For households with pets, the Saros Z70 offers specific advantages that are worth highlighting. The combination of maximum suction, the anti-tangle brush design, and the HEPA filtration system makes it exceptionally effective at removing pet hair, dander, and the outdoor debris that pets track in from outside. The OmniGrip arm's ability to move pet toys out of the way before cleaning means that the floors get clean in areas that would otherwise be avoided, which is particularly valuable in homes where pets spend significant time on the floor. The 87 percent retrieval success rate for small objects includes small pet toys and treats, which means fewer areas of the floor are left uncleaned because a pet toy was blocking the robot's path. The self-emptying dustbin means that even heavy-shedding pets do not require more frequent bin emptying than the standard 60-day cycle, assuming regular robot operation.
Mechanical Arm
The Roborock Saros Z70 represents a genuine achievement in consumer robotics, and it is the rare product that exceeds the expectations created by its own marketing. The OmniGrip arm is not a demonstration of capability that will appear in next year's model β it is a shipping feature that works, that solves a real problem, and that delivers measurable improvement in the one metric that matters most: clean floor coverage. The 22,000Pa suction is the highest in the industry for a reason, and the real-world cleaning performance matches the specification. The RockDock Ultra station is the most comprehensive self-maintenance solution available, and it genuinely enables weeks of hands-off operation that approaches the promise of a truly autonomous cleaning device. At $1,999.99, it is expensive in absolute terms but not expensive relative to the technology it contains, and for buyers who want the absolute best robot vacuum currently available, it is the only serious choice in the premium market segment.
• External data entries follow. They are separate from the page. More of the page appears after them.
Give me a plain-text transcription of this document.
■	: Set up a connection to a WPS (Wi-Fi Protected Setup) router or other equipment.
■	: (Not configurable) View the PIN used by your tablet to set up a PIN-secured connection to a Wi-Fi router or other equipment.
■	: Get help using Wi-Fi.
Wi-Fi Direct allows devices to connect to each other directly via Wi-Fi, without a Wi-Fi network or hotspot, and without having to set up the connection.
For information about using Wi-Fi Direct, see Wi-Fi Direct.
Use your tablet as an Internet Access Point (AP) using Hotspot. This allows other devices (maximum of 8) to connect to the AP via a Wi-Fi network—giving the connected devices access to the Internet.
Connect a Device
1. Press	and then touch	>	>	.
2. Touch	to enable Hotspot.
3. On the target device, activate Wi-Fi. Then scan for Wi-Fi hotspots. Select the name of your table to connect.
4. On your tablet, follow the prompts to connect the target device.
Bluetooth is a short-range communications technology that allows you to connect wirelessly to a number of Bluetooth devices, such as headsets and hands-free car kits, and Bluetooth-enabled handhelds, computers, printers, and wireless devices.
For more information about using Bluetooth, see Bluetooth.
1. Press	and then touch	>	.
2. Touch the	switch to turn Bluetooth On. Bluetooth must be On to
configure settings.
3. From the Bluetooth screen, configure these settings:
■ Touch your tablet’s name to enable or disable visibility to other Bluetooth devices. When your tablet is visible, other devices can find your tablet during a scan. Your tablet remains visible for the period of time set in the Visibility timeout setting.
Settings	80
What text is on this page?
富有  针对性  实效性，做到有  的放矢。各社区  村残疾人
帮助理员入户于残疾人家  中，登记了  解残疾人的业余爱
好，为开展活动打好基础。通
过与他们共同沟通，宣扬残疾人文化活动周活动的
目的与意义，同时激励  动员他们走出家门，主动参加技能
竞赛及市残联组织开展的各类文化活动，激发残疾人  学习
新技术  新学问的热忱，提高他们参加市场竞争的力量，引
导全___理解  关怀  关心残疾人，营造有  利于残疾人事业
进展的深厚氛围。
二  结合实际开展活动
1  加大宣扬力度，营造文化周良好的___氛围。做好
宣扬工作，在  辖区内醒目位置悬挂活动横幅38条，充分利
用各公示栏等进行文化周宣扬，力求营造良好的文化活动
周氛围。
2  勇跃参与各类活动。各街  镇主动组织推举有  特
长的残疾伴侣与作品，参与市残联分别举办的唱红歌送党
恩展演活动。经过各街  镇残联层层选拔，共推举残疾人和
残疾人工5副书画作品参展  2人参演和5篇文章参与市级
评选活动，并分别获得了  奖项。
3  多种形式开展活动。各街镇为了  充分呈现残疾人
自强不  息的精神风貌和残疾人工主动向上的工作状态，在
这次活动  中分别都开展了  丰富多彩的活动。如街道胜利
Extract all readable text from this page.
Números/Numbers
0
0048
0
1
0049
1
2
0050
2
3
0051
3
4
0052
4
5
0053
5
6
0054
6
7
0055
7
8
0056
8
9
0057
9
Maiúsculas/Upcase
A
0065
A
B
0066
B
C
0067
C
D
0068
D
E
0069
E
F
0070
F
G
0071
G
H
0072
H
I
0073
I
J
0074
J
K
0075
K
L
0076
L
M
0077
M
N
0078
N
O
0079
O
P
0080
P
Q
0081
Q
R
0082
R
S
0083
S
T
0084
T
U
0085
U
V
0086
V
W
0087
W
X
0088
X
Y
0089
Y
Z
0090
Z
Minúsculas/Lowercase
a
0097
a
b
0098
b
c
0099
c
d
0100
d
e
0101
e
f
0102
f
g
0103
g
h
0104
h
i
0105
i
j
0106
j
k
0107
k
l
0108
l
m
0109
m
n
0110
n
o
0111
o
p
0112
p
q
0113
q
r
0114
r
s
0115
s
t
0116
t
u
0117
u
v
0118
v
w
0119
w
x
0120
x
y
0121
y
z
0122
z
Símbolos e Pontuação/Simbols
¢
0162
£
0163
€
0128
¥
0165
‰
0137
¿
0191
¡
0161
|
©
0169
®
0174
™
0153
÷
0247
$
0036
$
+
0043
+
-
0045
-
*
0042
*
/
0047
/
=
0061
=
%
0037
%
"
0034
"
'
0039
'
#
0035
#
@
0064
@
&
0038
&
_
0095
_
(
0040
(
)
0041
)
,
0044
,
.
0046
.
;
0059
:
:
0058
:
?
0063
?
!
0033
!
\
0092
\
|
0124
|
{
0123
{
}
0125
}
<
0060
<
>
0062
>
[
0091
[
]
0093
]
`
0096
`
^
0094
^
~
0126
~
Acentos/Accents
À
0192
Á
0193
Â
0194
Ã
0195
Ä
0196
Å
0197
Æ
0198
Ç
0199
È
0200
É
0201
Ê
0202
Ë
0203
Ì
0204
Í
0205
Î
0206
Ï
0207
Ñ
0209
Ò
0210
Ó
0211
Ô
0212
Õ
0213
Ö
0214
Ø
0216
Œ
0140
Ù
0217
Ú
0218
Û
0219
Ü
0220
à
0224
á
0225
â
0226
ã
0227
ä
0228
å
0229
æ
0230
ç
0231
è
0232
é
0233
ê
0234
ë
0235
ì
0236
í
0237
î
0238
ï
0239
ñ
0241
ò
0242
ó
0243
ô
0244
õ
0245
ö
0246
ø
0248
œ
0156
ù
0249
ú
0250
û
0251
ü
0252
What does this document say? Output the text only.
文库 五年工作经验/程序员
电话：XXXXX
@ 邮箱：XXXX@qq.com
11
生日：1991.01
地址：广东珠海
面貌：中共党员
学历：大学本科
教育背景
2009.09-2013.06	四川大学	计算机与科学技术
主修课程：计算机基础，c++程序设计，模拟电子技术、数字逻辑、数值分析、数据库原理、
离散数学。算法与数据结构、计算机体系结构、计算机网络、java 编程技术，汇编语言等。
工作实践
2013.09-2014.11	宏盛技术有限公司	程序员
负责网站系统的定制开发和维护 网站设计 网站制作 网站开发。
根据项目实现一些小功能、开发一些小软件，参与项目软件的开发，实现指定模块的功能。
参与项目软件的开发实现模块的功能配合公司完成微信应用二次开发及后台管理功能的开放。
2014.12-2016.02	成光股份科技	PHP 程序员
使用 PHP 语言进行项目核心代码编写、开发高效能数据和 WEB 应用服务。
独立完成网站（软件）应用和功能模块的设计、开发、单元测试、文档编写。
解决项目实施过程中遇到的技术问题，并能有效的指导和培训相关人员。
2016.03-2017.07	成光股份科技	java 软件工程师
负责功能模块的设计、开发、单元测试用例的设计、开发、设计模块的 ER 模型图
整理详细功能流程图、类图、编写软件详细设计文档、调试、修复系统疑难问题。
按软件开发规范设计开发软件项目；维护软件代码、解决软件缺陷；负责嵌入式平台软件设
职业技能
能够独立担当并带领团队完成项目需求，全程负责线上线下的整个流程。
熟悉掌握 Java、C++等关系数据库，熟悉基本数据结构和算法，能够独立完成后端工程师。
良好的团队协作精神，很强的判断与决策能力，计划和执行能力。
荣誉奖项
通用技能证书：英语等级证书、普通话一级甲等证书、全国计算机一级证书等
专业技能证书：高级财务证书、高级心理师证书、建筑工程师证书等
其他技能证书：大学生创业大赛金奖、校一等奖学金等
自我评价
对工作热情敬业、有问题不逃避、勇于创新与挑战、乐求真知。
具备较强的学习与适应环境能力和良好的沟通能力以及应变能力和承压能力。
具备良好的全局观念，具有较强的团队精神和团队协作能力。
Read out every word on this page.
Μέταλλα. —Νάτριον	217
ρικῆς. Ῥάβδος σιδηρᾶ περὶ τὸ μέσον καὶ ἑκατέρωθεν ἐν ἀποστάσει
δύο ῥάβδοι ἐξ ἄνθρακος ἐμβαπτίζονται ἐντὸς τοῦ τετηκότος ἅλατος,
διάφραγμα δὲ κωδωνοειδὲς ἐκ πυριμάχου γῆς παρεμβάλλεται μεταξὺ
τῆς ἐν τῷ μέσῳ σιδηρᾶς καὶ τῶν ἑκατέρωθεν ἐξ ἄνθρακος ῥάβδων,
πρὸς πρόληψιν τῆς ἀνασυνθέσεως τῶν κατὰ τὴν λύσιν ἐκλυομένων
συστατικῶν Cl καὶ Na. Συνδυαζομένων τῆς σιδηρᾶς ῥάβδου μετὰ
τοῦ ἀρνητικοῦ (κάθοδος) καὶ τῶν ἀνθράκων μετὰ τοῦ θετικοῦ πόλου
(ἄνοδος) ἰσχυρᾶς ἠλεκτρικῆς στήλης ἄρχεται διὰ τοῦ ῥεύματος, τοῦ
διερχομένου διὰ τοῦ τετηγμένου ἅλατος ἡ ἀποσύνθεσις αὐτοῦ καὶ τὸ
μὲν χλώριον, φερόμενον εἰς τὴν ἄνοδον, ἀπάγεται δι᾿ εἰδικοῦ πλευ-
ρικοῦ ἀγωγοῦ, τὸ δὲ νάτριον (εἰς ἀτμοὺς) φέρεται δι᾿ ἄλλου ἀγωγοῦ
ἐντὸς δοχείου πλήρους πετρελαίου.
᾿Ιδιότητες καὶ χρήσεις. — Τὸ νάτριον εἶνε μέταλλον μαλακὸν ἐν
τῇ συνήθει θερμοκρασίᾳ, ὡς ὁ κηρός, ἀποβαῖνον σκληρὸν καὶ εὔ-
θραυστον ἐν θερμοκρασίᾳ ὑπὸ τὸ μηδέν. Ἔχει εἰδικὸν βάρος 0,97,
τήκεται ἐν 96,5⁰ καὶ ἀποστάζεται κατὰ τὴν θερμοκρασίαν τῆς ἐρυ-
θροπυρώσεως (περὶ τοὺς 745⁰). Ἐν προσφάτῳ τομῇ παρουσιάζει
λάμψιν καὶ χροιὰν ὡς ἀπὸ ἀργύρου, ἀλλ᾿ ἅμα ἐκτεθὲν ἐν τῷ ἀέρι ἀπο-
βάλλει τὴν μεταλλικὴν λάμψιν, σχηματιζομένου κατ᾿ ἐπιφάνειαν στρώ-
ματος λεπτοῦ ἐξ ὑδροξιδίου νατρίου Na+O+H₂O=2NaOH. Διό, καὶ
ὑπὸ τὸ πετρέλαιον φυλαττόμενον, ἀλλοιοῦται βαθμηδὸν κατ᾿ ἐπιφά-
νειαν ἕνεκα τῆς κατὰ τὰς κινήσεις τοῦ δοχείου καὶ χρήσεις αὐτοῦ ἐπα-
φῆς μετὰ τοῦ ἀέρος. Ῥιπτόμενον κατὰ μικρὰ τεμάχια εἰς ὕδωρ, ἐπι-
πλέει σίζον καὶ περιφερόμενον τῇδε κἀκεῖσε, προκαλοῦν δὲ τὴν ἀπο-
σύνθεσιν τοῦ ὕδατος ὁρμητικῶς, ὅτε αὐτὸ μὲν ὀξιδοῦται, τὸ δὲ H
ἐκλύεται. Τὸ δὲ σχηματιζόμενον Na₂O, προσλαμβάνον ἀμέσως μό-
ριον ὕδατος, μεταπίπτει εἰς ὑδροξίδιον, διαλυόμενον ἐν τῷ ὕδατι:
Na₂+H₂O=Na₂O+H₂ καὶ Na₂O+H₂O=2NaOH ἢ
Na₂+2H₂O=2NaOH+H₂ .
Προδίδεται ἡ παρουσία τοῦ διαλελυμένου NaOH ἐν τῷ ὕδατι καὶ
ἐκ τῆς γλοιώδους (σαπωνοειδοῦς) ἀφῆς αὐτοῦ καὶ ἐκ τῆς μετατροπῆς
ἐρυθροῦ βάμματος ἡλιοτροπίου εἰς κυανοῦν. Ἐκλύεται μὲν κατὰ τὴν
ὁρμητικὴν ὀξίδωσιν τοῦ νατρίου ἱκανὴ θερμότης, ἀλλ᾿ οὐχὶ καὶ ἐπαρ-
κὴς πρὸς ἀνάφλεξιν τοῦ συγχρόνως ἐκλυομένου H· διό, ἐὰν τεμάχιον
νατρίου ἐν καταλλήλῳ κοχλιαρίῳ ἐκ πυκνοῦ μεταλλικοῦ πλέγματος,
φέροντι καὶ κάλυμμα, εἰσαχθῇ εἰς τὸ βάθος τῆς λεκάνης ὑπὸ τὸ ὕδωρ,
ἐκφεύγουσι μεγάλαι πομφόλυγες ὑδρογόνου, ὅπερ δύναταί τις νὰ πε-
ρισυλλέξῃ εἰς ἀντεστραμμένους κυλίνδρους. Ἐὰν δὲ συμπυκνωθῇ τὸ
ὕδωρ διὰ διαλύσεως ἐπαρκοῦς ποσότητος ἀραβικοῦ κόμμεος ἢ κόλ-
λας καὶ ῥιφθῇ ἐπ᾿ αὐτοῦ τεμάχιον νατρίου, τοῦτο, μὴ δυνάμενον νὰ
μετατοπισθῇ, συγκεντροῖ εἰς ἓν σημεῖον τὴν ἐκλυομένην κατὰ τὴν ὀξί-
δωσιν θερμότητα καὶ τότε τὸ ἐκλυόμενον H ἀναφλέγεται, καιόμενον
The Saros Z70 earns a strong recommendation for anyone who prioritizes cutting-edge technology, has the budget for a premium autonomous cleaning solution, and lives in a home where floor clutter is a regular challenge rather than an occasional one. The OmniGrip arm alone justifies the premium over any competing product for households with children or pets. For everyone else, the excellent Roborock Saros 10R or the more affordable Ecovacs Deebot X9 Pro will deliver 90 percent of the performance at a significantly lower price point, and no one should feel that they are missing something essential if those are the choices they make.
Final Verdict
Pros
- Industry-leading 22,000Pa suction power
- OmniGrip robotic arm clears small obstacles for better coverage
- Ultra-slim 3.14-inch chassis fits under low furniture
- RockDock Ultra handles 8 maintenance functions automatically
- Reactive AI 2.0 navigation avoids 73 obstacle categories
Cons
- Extremely expensive at $1,999.99
- No Matter smart home support at launch
- Very large dock requires dedicated floor space
Final Verdict
The Roborock Saros Z70 is the most advanced robot vacuum ever made, featuring a 5-axis OmniGrip arm, 22,000Pa suction, and a self-maintenance dock that handles virtually all upkeep tasks.